I grew up in Louisville, Ky., and my father and mother started taking me to what they called the “hardtop” races at the Jeffersonville (Ind.) Sportsdrome when I was 10 years old – in 1949. I was hooked from the start. Those hardtops were mostly 1939 and ’40 Fords and Mercurys, with an occasional ’39 Hudson tossed in, and the racing was fantastic.
One night I was walking behind the grandstands with Dad as we headed for the concession stand, and a guy came up and grabbed me by the shoulder, and asked if I’d like to make a few bucks selling newspapers. He said I’d get a nickel a paper, and he’d give Dad the money for my ticket. There are times over the last 50 years or so when I’ve thought, “If I’d just told that guy ‘No’ I wouldn’t be in this mess.” However, over the long run I’ve had no reason to regret it. The people I’ve met in racing have become the best friends I have, and just about everything good that’s happened to me has happened because I was involved in racing.
Back on the original story, I sold 100 copies of National Speed Sport News that night and made $5.00. This wasn’t a paltry sum for a 10-year-old in 1949. Every week, I was back, doing the same thing and even continuing through the next year. The third year, the guy who had the NSSN “franchise” moved away and nobody stepped up to take it. I figured it was worth a try, and I put in a call to their headquarters in Ridgewood, N.J. (after promising my mother that I’d pay for the call). The circulation guy told me that they’d be glad to work with me, and pointed out that I’d make a dime a copy (the paper was only a quarter then), since they sold it to franchisees for 15 cents a copy.
Hot Dang! I was stepping in high cotton that season.
That went along pretty well, and soon I had another job, this one paying only in experience. Chris Economaki called and told me the guy who handled the paper sales was supposed to send in a story on the races. Here I was, 13 years old, and he wants me to write racing stories. He said if I’d just write what I saw, he’d handle the editing of the stories for me.
And that was the beginning of my writing career. This continued until I graduated from high school and went into the Air Force, then resumed when I came out in 1960, helped build the Fairgrounds Motor Speedway in Louisville and took over the sales of the paper there. Before too long, they asked me to try flagging, and it took a few seconds to make up my mind since it was something I had always wanted to do. From there on, I flagged there and at various other tracks. In 1963, John Marcum hired me to flag some ARCA races, and when ASA was organized in 1972, I began flagging their races and serving in any other capacity needed.
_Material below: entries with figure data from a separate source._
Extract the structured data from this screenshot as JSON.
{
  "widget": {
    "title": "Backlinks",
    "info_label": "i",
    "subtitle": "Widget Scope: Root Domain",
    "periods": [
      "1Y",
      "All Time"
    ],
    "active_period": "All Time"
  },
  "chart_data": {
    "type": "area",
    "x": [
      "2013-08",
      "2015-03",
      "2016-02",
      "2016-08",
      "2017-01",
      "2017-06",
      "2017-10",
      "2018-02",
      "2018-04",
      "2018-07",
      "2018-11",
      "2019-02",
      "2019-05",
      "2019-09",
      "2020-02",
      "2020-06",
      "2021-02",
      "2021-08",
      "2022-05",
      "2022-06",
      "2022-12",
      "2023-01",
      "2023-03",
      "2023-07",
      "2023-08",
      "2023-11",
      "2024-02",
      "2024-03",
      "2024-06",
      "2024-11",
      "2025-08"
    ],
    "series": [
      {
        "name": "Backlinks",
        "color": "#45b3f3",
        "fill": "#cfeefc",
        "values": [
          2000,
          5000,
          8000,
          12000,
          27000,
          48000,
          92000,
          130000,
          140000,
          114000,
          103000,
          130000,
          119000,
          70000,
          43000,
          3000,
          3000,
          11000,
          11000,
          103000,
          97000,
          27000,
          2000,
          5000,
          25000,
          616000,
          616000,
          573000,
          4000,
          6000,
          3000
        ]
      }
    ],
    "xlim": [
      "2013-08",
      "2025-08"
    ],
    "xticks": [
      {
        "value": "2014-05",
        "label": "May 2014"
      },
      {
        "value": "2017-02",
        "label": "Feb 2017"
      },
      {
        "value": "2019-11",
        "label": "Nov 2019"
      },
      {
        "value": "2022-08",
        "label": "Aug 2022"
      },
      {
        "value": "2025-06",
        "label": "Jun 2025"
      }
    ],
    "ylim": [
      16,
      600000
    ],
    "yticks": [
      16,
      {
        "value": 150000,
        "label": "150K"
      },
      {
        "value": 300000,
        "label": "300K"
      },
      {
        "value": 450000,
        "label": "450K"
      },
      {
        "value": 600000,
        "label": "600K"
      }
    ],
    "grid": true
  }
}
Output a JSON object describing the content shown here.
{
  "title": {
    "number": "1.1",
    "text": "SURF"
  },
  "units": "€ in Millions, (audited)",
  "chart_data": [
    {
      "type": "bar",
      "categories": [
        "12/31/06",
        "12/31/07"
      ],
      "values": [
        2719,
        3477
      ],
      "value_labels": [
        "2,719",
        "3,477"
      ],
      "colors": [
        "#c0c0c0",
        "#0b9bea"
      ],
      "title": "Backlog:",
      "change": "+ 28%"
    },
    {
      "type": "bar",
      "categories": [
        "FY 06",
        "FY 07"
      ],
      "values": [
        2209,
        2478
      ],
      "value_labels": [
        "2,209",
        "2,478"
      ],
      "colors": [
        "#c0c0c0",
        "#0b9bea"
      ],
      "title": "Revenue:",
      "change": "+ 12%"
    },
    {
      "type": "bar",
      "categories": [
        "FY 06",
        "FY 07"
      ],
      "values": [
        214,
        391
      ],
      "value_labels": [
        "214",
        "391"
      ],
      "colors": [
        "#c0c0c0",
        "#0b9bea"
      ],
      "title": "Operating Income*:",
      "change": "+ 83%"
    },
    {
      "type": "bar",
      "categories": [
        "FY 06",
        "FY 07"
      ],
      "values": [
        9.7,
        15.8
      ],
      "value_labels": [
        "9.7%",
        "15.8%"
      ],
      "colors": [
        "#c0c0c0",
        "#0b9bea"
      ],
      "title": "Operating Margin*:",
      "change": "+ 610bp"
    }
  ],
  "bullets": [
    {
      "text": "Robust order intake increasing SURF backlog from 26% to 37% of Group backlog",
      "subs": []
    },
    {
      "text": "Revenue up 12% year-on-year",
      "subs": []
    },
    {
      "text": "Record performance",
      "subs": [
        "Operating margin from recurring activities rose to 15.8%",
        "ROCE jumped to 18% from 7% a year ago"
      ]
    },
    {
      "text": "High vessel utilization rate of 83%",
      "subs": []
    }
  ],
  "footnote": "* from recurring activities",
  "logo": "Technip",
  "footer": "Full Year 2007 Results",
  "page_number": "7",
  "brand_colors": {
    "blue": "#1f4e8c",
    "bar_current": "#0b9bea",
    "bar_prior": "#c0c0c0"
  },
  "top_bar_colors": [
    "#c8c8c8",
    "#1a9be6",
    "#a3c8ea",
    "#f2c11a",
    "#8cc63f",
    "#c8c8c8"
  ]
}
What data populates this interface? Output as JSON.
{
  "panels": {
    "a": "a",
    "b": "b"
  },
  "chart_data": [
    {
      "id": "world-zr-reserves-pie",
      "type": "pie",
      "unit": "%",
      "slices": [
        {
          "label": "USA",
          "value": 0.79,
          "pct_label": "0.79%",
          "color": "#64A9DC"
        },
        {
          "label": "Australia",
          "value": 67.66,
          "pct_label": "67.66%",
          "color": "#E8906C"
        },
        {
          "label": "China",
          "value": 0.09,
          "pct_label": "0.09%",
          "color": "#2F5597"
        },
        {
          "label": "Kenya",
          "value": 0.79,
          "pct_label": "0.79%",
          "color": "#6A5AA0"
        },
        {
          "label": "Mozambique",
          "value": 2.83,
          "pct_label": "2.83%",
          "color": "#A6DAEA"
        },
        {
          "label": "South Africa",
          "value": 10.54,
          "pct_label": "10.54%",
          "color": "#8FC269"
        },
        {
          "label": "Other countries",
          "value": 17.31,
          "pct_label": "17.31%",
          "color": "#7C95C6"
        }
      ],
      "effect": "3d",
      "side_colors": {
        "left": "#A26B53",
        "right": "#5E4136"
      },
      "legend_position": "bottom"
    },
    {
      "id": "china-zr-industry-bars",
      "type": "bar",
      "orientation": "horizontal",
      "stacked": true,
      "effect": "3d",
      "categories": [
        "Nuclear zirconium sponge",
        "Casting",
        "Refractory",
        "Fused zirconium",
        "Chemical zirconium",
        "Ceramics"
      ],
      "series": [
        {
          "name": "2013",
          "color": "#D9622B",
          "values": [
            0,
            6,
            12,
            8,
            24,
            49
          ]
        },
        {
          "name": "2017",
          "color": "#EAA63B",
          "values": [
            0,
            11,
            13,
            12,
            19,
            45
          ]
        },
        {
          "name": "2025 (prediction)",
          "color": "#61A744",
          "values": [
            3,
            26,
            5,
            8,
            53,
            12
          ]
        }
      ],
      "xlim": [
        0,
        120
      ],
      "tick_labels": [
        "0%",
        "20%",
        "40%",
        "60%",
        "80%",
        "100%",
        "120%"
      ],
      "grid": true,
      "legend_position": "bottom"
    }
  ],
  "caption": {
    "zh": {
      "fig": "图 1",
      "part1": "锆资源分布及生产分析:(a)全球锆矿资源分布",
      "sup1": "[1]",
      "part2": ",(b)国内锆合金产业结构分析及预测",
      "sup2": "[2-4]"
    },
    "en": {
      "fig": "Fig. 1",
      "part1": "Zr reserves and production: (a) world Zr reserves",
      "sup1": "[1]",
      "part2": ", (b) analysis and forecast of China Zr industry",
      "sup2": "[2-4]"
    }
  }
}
For most of this time my “real” job was as a newspaper editor for a weekly in Salem, Ind. and Scottsburg, Ind. In 1985, NHRA hired me as news director at IRP with Bob Daniels, then the general manager, planning to lean on my oval experience. In turn, he helped me learn drag racing and road racing.
In the fall of 2000, NHRA decided I was to be the next victim of a downsizing move, and I went into retirement until 2002. I answered an ad in NSSN for a manager’s job at I-75 Speedway near Mt. Vernon, Ky. the first year Jonathan Smith of Chicago owned it, but he hired someone else. In the middle of the first full year of operation, 2002, Jonathan purchased the Corbin track because it was cutting into his car and crowd count, and he decided that Mike couldn’t handle the PR for both tracks at the same time and contacted me. When I got there, I started doing all kinds of work, scoring when needed, announcing, keeping the website updated, keeping track of points standings, just anything that needed done.
We were getting ready for 2003 when Jonathan decided in March or April that he wanted to chuck the whole deal. Mike took off and went back to Illinois, and I asked Jonathan to bear with me for a month and let me try to sell one of the tracks. He told me would, although he figured I wouldn’t be able to sell either one.
Along came John E. Davis, a resident of Knoxville who knew me from the early ’80s when I was helping Andy Vertrees at a short track in Charlestown, Ind., and who had run a small track at the Salem, Ind. fairgrounds for a couple of years. He said it had always been his dream to own a racetrack, so we started talking. It took a while to get it done, but we got it done and John asked me to stay on with him. Jonathan wanted to know how I managed to fit in and be accepted by all these people down here after I had been living in Indianapolis for almost 20 years, and working for NHRA at Indianapolis Raceway Park for 15 years.
So I’m still here, living in London, helping at Corbin and writing, and now here comes Tom Bowles wanting me to write some more.
Hang on folks, this might be a wild ride when I start digging out old stories.